LUCIAN KIM, BYLINE: For Vladimir Putin, the success of the Russian vaccine Sputnik V is a matter of personal pride and national prestige.
(SOUNDBITE OF ARCHIVED RECORDING)
PRESIDENT VLADIMIR PUTIN: (Speaking Russian).
KIM: Earlier this month he ordered the rollout of a nationwide vaccination program. The makers of Sputnik V say it's more than 90% effective, not unlike the Pfizer and Moderna vaccines approved in the United States. Sputnik V is named after the world's first satellite, launched by the Soviet Union. It gives Putin the opportunity to project a little bit of Russian soft power. The vaccine even has its own news bulletins on social media.
UNIDENTIFIED REPORTER: The Oscar-winning American filmmaker Oliver Stone got vaccinated with Sputnik V.
KIM: But these kinds of testimonials are not easing skepticism among ordinary Russians. Putin's vaccination program is voluntary, with Russian health authorities hoping to vaccinate about 60% of the population. A poll published this week, however, shows more than half of Russians do not want to get vaccinated, and only 38% do.
In Moscow, the epicenter of the COVID-19 outbreak in Russia, 25,000 people have been vaccinated at the beginning of the week out of the mayor's eventual target of 6 to 7 million. Right now anybody in Moscow can get vaccinated who's aged 18 to 60, without chronic illnesses and working in a wide range of professions from health care and education to retail and manufacturing. The list includes people who work in Moscow's renowned cultural institutions. But that doesn't impress actor Yevgeny Stavinsky (ph), who's rushing, coffee in hand, to his theater.
YEVGENY STAVINSKY: (Speaking Russian).
KIM: The 45-year-old says he doesn't know anything about Sputnik V and that he doesn't plan to get it even though his employer offered to vaccinate him for free.

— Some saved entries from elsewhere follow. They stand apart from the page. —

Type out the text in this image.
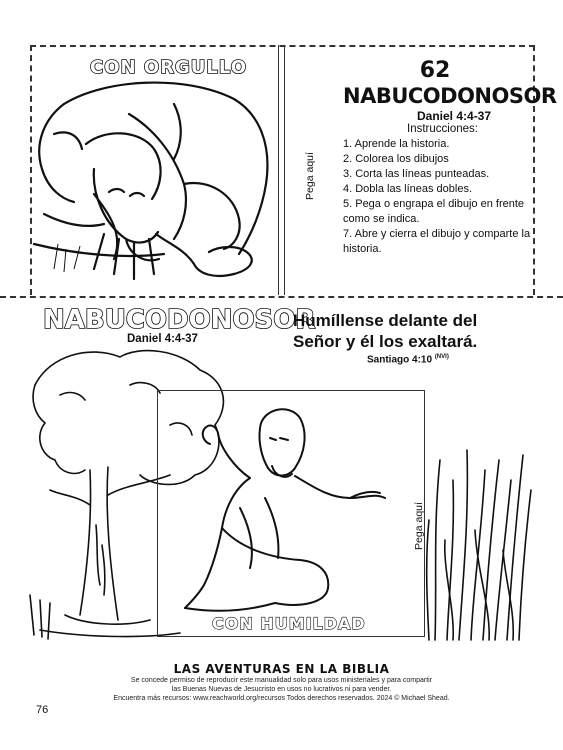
CON ORGULLO
Pega aquí
62
NABUCODONOSOR
Daniel 4:4-37
Instrucciones:
1. Aprende la historia.
2. Colorea los dibujos
3. Corta las líneas punteadas.
4. Dobla las líneas dobles.
5. Pega o engrapa el dibujo en frente como se indica.
7. Abre y cierra el dibujo y comparte la historia.
NABUCODONOSOR
Daniel 4:4-37
Humíllense delante del
Señor y él los exaltará.
Santiago 4:10 $^{(NVI)}$
CON HUMILDAD
Pega aquí
LAS AVENTURAS EN LA BIBLIA
Se concede permiso de reproducir este manualidad solo para usos ministeriales y para compartir
las Buenas Nuevas de Jesucristo en usos no lucrativos ni para vender.
Encuentra más recursos: www.reachworld.org/recursos Todos derechos reservados. 2024 © Michael Shead.
76
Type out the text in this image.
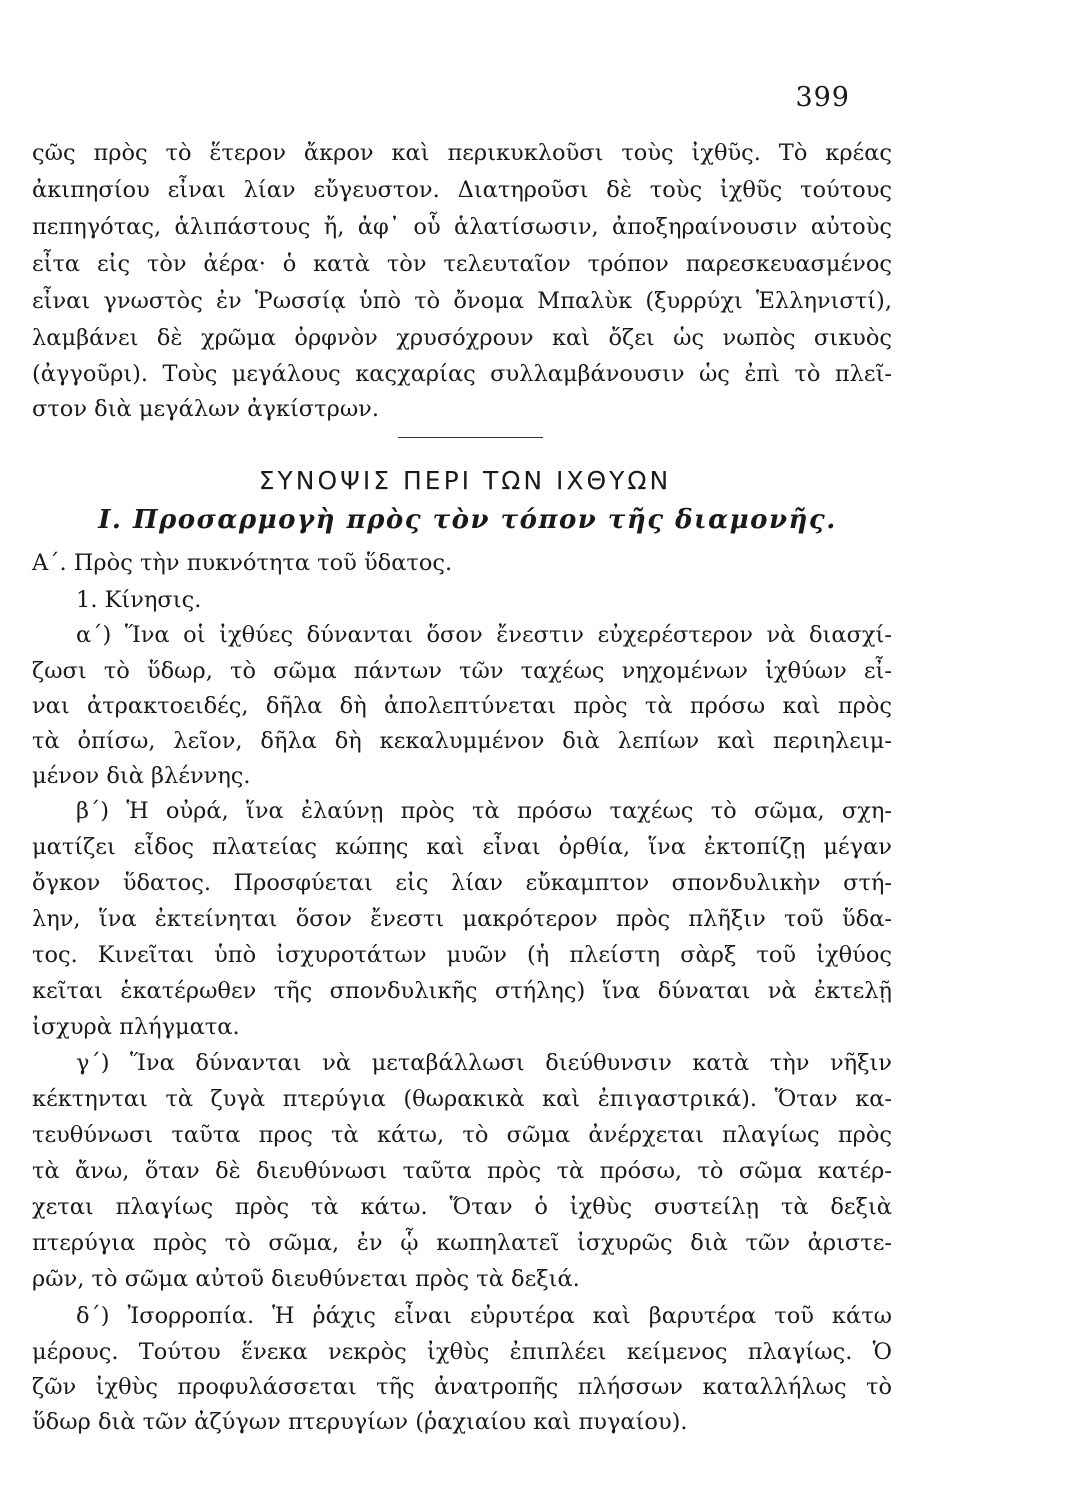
399
ςῶς πρὸς τὸ ἕτερον ἄκρον καὶ περικυκλοῦσι τοὺς ἰχθῦς. Τὸ κρέας
ἀκιπησίου εἶναι λίαν εὔγευστον. Διατηροῦσι δὲ τοὺς ἰχθῦς τούτους
πεπηγότας, ἁλιπάστους ἤ, ἀφ᾿ οὗ ἁλατίσωσιν, ἀποξηραίνουσιν αὐτοὺς
εἶτα εἰς τὸν ἀέρα· ὁ κατὰ τὸν τελευταῖον τρόπον παρεσκευασμένος
εἶναι γνωστὸς ἐν Ῥωσσίᾳ ὑπὸ τὸ ὄνομα Μπαλὺκ (ξυρρύχι Ἑλληνιστί),
λαμβάνει δὲ χρῶμα ὀρφνὸν χρυσόχρουν καὶ ὄζει ὡς νωπὸς σικυὸς
(ἀγγοῦρι). Τοὺς μεγάλους καςχαρίας συλλαμβάνουσιν ὡς ἐπὶ τὸ πλεῖ-
στον διὰ μεγάλων ἀγκίστρων.
ΣΥΝΟΨΙΣ ΠΕΡΙ ΤΩΝ ΙΧΘΥΩΝ
I. Προσαρμογὴ πρὸς τὸν τόπον τῆς διαμονῆς.
Α΄. Πρὸς τὴν πυκνότητα τοῦ ὕδατος.
1. Κίνησις.
α΄) Ἵνα οἱ ἰχθύες δύνανται ὅσον ἔνεστιν εὐχερέστερον νὰ διασχί-
ζωσι τὸ ὕδωρ, τὸ σῶμα πάντων τῶν ταχέως νηχομένων ἰχθύων εἶ-
ναι ἀτρακτοειδές, δῆλα δὴ ἀπολεπτύνεται πρὸς τὰ πρόσω καὶ πρὸς
τὰ ὀπίσω, λεῖον, δῆλα δὴ κεκαλυμμένον διὰ λεπίων καὶ περιηλειμ-
μένον διὰ βλέννης.
β΄) Ἡ οὐρά, ἵνα ἐλαύνῃ πρὸς τὰ πρόσω ταχέως τὸ σῶμα, σχη-
ματίζει εἶδος πλατείας κώπης καὶ εἶναι ὀρθία, ἵνα ἐκτοπίζῃ μέγαν
ὄγκον ὕδατος. Προσφύεται εἰς λίαν εὔκαμπτον σπονδυλικὴν στή-
λην, ἵνα ἐκτείνηται ὅσον ἔνεστι μακρότερον πρὸς πλῆξιν τοῦ ὕδα-
τος. Κινεῖται ὑπὸ ἰσχυροτάτων μυῶν (ἡ πλείστη σὰρξ τοῦ ἰχθύος
κεῖται ἑκατέρωθεν τῆς σπονδυλικῆς στήλης) ἵνα δύναται νὰ ἐκτελῇ
ἰσχυρὰ πλήγματα.
γ΄) Ἵνα δύνανται νὰ μεταβάλλωσι διεύθυνσιν κατὰ τὴν νῆξιν
κέκτηνται τὰ ζυγὰ πτερύγια (θωρακικὰ καὶ ἐπιγαστρικά). Ὅταν κα-
τευθύνωσι ταῦτα προς τὰ κάτω, τὸ σῶμα ἀνέρχεται πλαγίως πρὸς
τὰ ἄνω, ὅταν δὲ διευθύνωσι ταῦτα πρὸς τὰ πρόσω, τὸ σῶμα κατέρ-
χεται πλαγίως πρὸς τὰ κάτω. Ὅταν ὁ ἰχθὺς συστείλῃ τὰ δεξιὰ
πτερύγια πρὸς τὸ σῶμα, ἐν ᾧ κωπηλατεῖ ἰσχυρῶς διὰ τῶν ἀριστε-
ρῶν, τὸ σῶμα αὐτοῦ διευθύνεται πρὸς τὰ δεξιά.
δ΄) Ἰσορροπία. Ἡ ῥάχις εἶναι εὐρυτέρα καὶ βαρυτέρα τοῦ κάτω
μέρους. Τούτου ἕνεκα νεκρὸς ἰχθὺς ἐπιπλέει κείμενος πλαγίως. Ὁ
ζῶν ἰχθὺς προφυλάσσεται τῆς ἀνατροπῆς πλήσσων καταλλήλως τὸ
ὕδωρ διὰ τῶν ἀζύγων πτερυγίων (ῥαχιαίου καὶ πυγαίου).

STAVINSKY: (Speaking Russian).
KIM: Stavinsky says he knows a lot of people who got sick and even died. And he suspects he was down with COVID for a few days, though he never tested positive for it. If the coronavirus has come to stay, he says, then what's the point in being scared?
UNIDENTIFIED CHILD: (Speaking Russian).
KIM: I meet Olga Devitt, 35, who's out on a frigid playground with one of her three kids.
OLGA DEVITT: (Speaking Russian).
KIM: She says she's not afraid of COVID because, in her opinion, a vaccine can do more harm than good.
DEVITT: (Speaking Russian).
KIM: I hope my immune system and the immune system of my kids will be enough to get off with a light case of COVID, she says, because it's inevitable we'll all get sick. Older Russians are not as fatalistic. Vladimir Bayashev is a retired printer out with his grandson.
VLADIMIR BAYASHEV: (Speaking Russian).
KIM: I'm 65 and above the current age limit of 60, he says. But if they raise it, I'll get vaccinated. Incidentally, the same goes for Vladimir Putin, the No. 1 promoter of Sputnik V.
PUTIN: (Speaking Russian).
KIM: Last week the 68-year-old said that, as a law-abiding citizen, he's still not eligible to get vaccinated but will do so as soon as the vaccine becomes available to his age category. Lucian Kim, NPR News, Moscow.